I’ve also realised that I’ll only ever be able to work part-time as an academic if I want to write, because of the expectation that I teach – it’s exhausting for most able-bodied people, but when you throw severe-to-profound deafness into the mix, it’s impossible. Which means, essentially, that my disability will curtail the amount I can earn. In this I am hardly alone. I was so pleased when a young deaf writer whom I mentored earlier this year, Fiona Murphy, won the Overland FAP Prize for her essay ‘Reasonable Adjustments,’ about the discrimination against deaf people by Australian employers. This is a beautifully written essay and Fiona articulated my despair and frustrations, using facts and statistics, in a clear and erudite way. I urge you to read it.
The first few weeks here have been anxiety-inducing because I am a deaf person in a country where English is not the first language (although practically everyone in Munich can speak English, a source of great embarrassment to me as I only know one language & that makes me feel uncharitable). The flight over was horrendous as the plane in Armidale was broken (I flew out from Armidale because I was visiting my parents and also gave a keynote at a UNE symposium on ecopoetics). They had to fly an engineer down from Sydney, which meant I was delayed by four hours and missed all my connections, including picking up my apartment keys at the other end. On the plus side, though, when I woke up there was snow!
I also, a few days after arriving, attended a conference in nearby Augsburg on life writing in the dystopic present. It was a fantastic conference — it was small, which meant I had the chance to meet some great people — and it was held in a hotel & conference centre which had once been a monastery, and the building retained its austere aesthetic. I applied to go to the conference with a friend who is in Aberdeen for a year and luckily we were both successful, which meant we caught up over gluhwein & the Christmas markets. However the conference also meant two days of solid listening which, together with jetlag, was pretty crushing.
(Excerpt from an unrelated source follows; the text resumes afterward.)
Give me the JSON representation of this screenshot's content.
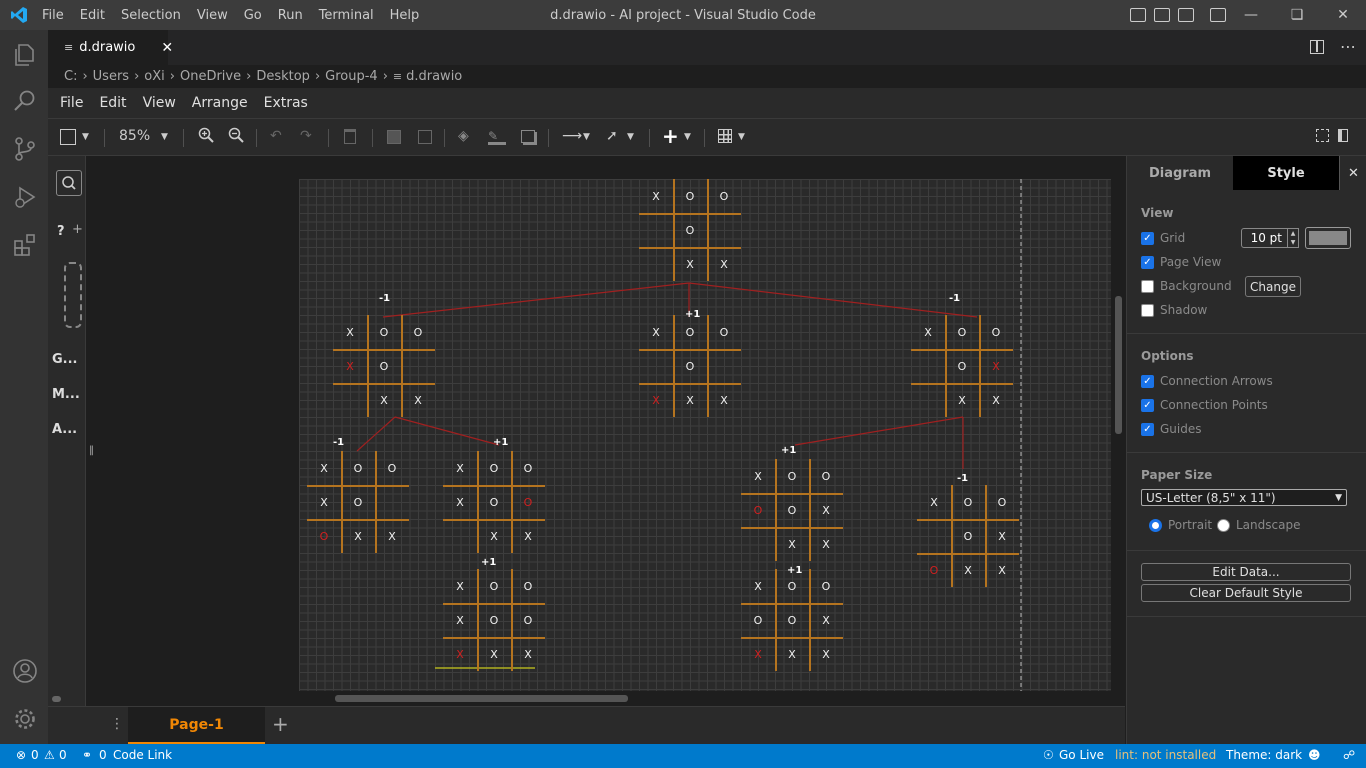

My partner is here for a few weeks now, which is just lovely, and we’ve partaken (arguably too much) of the gluhwein at the Christmas markets, visited Regensburg and Nuremburg, and tomorrow we’re off to Dresden. All this has been a great restorative. A few days after we get back he will return to Oz and I will throw myself into my work not only to distract myself, but because writing is like wandering from dry regions to a waterhole.